Venus is also within the constellation of Virgo and rises three and a half hours before the sun early in the month. It blazes pure white in the sky, you simply cannot miss it. Larger binoculars, say 20x80, will show Venus actually has a face like our moon appears to have.

Mars is located in the evening southern sky. Mars glows like a hot coal in the black velvet of space. Only the largest telescopes will now show surface details.

Jupiter and Saturn are both located in Sagittarius and are drawing very close together in the evening sky. They are heading towards a conjunction on December 21 when the two planets will appear visually (not physically) close together. This will be the closest conjunction since 1623 and it is a conjunction of this type that is believed to have been responsible for The Star Of Bethlehem.
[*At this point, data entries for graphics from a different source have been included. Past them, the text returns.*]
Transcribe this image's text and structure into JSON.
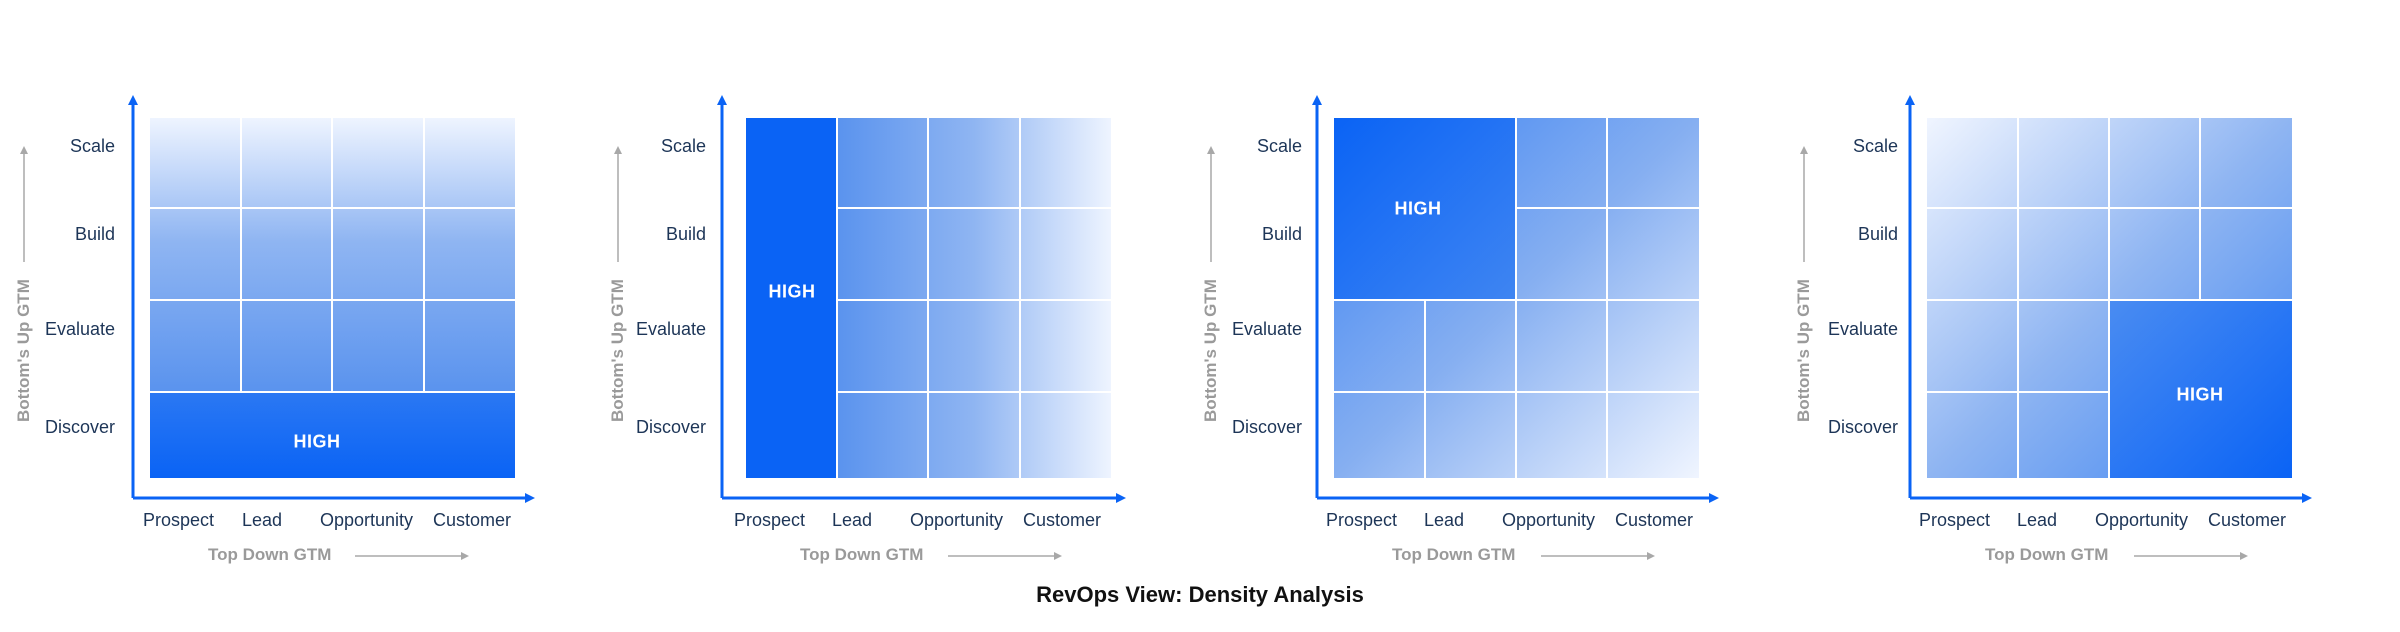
{
  "caption": "RevOps View: Density Analysis",
  "colors": {
    "accent": "#0a63f5",
    "light": "#e8f0ff",
    "axis_title": "#9a9a9a",
    "label": "#1d3557"
  },
  "panels": [
    {
      "y_title": "Bottom's Up GTM",
      "x_title": "Top Down GTM",
      "y_labels": [
        "Scale",
        "Build",
        "Evaluate",
        "Discover"
      ],
      "x_labels": [
        "Prospect",
        "Lead",
        "Opportunity",
        "Customer"
      ],
      "highlight": "HIGH",
      "high_region": "bottom row (Discover)"
    },
    {
      "y_title": "Bottom's Up GTM",
      "x_title": "Top Down GTM",
      "y_labels": [
        "Scale",
        "Build",
        "Evaluate",
        "Discover"
      ],
      "x_labels": [
        "Prospect",
        "Lead",
        "Opportunity",
        "Customer"
      ],
      "highlight": "HIGH",
      "high_region": "left column (Prospect)"
    },
    {
      "y_title": "Bottom's Up GTM",
      "x_title": "Top Down GTM",
      "y_labels": [
        "Scale",
        "Build",
        "Evaluate",
        "Discover"
      ],
      "x_labels": [
        "Prospect",
        "Lead",
        "Opportunity",
        "Customer"
      ],
      "highlight": "HIGH",
      "high_region": "top-left (Prospect-Lead x Scale-Build)"
    },
    {
      "y_title": "Bottom's Up GTM",
      "x_title": "Top Down GTM",
      "y_labels": [
        "Scale",
        "Build",
        "Evaluate",
        "Discover"
      ],
      "x_labels": [
        "Prospect",
        "Lead",
        "Opportunity",
        "Customer"
      ],
      "highlight": "HIGH",
      "high_region": "bottom-right (Opportunity-Customer x Evaluate-Discover)"
    }
  ]
}
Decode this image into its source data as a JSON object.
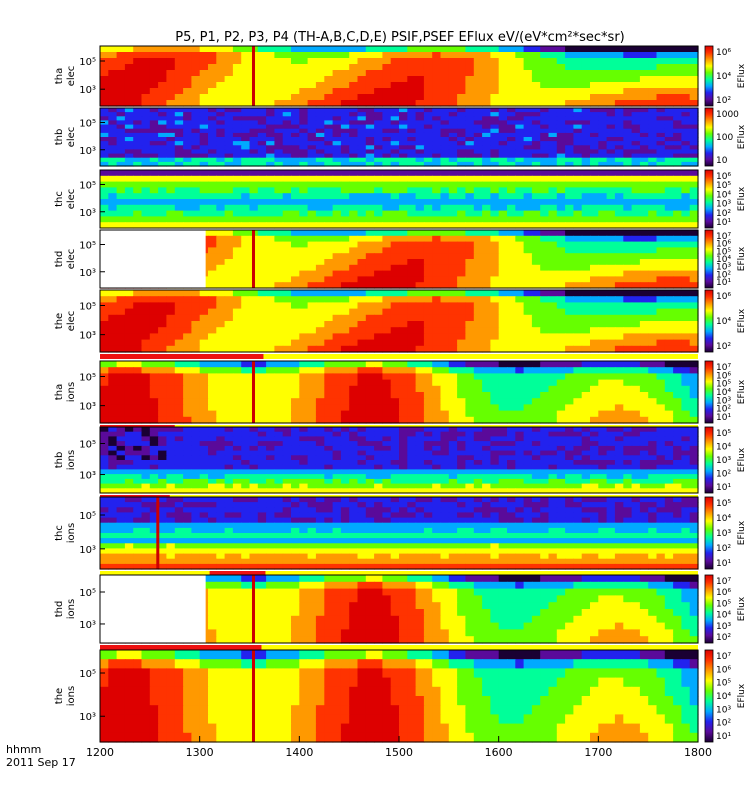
{
  "chart_data": {
    "type": "heatmap",
    "title": "P5, P1, P2, P3, P4 (TH-A,B,C,D,E) PSIF,PSEF EFlux eV/(eV*cm²*sec*sr)",
    "time_axis": {
      "label_line1": "hhmm",
      "label_line2": "2011 Sep 17",
      "ticks": [
        "1200",
        "1300",
        "1400",
        "1500",
        "1600",
        "1700",
        "1800"
      ],
      "range": [
        1200,
        1800
      ]
    },
    "colorbar_label": "EFlux",
    "panels": [
      {
        "probe": "tha",
        "species": "elec",
        "ylabel": [
          "tha",
          "elec"
        ],
        "yticks": [
          "10⁵",
          "10³"
        ],
        "cbar_ticks": [
          "10⁶",
          "10⁴",
          "10²"
        ],
        "style": "elec-hot",
        "gap_end": null,
        "marker": 1354,
        "bar": null
      },
      {
        "probe": "thb",
        "species": "elec",
        "ylabel": [
          "thb",
          "elec"
        ],
        "yticks": [
          "10⁵",
          "10³"
        ],
        "cbar_ticks": [
          "1000",
          "100",
          "10"
        ],
        "style": "thb-elec",
        "gap_end": null,
        "marker": null,
        "bar": null
      },
      {
        "probe": "thc",
        "species": "elec",
        "ylabel": [
          "thc",
          "elec"
        ],
        "yticks": [
          "10⁵",
          "10³"
        ],
        "cbar_ticks": [
          "10⁶",
          "10⁵",
          "10⁴",
          "10³",
          "10²",
          "10¹"
        ],
        "style": "bands",
        "gap_end": null,
        "marker": null,
        "bar": null
      },
      {
        "probe": "thd",
        "species": "elec",
        "ylabel": [
          "thd",
          "elec"
        ],
        "yticks": [
          "10⁵",
          "10³"
        ],
        "cbar_ticks": [
          "10⁷",
          "10⁶",
          "10⁵",
          "10⁴",
          "10³",
          "10²",
          "10¹"
        ],
        "style": "elec-hot",
        "gap_end": 1306,
        "marker": 1354,
        "bar": null
      },
      {
        "probe": "the",
        "species": "elec",
        "ylabel": [
          "the",
          "elec"
        ],
        "yticks": [
          "10⁵",
          "10³"
        ],
        "cbar_ticks": [
          "10⁶",
          "10⁴",
          "10²"
        ],
        "style": "elec-hot",
        "gap_end": null,
        "marker": null,
        "bar": [
          1200,
          1364
        ]
      },
      {
        "probe": "tha",
        "species": "ions",
        "ylabel": [
          "tha",
          "ions"
        ],
        "yticks": [
          "10⁵",
          "10³"
        ],
        "cbar_ticks": [
          "10⁷",
          "10⁶",
          "10⁵",
          "10⁴",
          "10³",
          "10²",
          "10¹"
        ],
        "style": "ions-hot",
        "gap_end": null,
        "marker": 1354,
        "bar": [
          1200,
          1275
        ]
      },
      {
        "probe": "thb",
        "species": "ions",
        "ylabel": [
          "thb",
          "ions"
        ],
        "yticks": [
          "10⁵",
          "10³"
        ],
        "cbar_ticks": [
          "10⁵",
          "10⁴",
          "10³",
          "10²",
          "10¹"
        ],
        "style": "thb-ions",
        "gap_end": null,
        "marker": null,
        "bar": [
          1200,
          1270
        ]
      },
      {
        "probe": "thc",
        "species": "ions",
        "ylabel": [
          "thc",
          "ions"
        ],
        "yticks": [
          "10⁵",
          "10³"
        ],
        "cbar_ticks": [
          "10⁵",
          "10⁴",
          "10³",
          "10²",
          "10¹"
        ],
        "style": "thc-ions",
        "gap_end": null,
        "marker": 1258,
        "bar": [
          1310,
          1366
        ]
      },
      {
        "probe": "thd",
        "species": "ions",
        "ylabel": [
          "thd",
          "ions"
        ],
        "yticks": [
          "10⁵",
          "10³"
        ],
        "cbar_ticks": [
          "10⁷",
          "10⁶",
          "10⁵",
          "10⁴",
          "10³",
          "10²"
        ],
        "style": "ions-hot",
        "gap_end": 1306,
        "marker": 1354,
        "bar": [
          1200,
          1362
        ]
      },
      {
        "probe": "the",
        "species": "ions",
        "ylabel": [
          "the",
          "ions"
        ],
        "yticks": [
          "10⁵",
          "10³"
        ],
        "cbar_ticks": [
          "10⁷",
          "10⁶",
          "10⁵",
          "10⁴",
          "10³",
          "10²",
          "10¹"
        ],
        "style": "ions-hot",
        "gap_end": null,
        "marker": 1354,
        "bar": null
      }
    ],
    "colors": {
      "marker": "#cc0000",
      "bar": "#ee1111",
      "bar_bg": "#ffff00",
      "colorscale": [
        "#1a0033",
        "#5a0a9a",
        "#2222ee",
        "#00aaff",
        "#00ff99",
        "#66ff00",
        "#ffff00",
        "#ff9900",
        "#ff3300",
        "#dd0000"
      ]
    }
  }
}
Uranus is located in Aries. Uranus is high up in the southern sky and is technically visible as a greenish-disc to the naked eye, but in reality a pair of binoculars will be needed to confirm your observation. The planet was discovered in 1781 and is the fourth largest planet in the solar system and lies some 3 billion miles from the sun.

Neptune Finally we come to Neptune. Discovered in 1846, this planet lies 4 billion miles from the sun and is the third largest planet of our system.

A pair of binoculars will be needed to view this planet and it will reveal itself as a blue coloured disc.

It is located in the southern sky in the constellation of Aquarius and best viewed from 8.50pm onwards, the moon passes close by on November 22 and will aid as a sign post to the planet.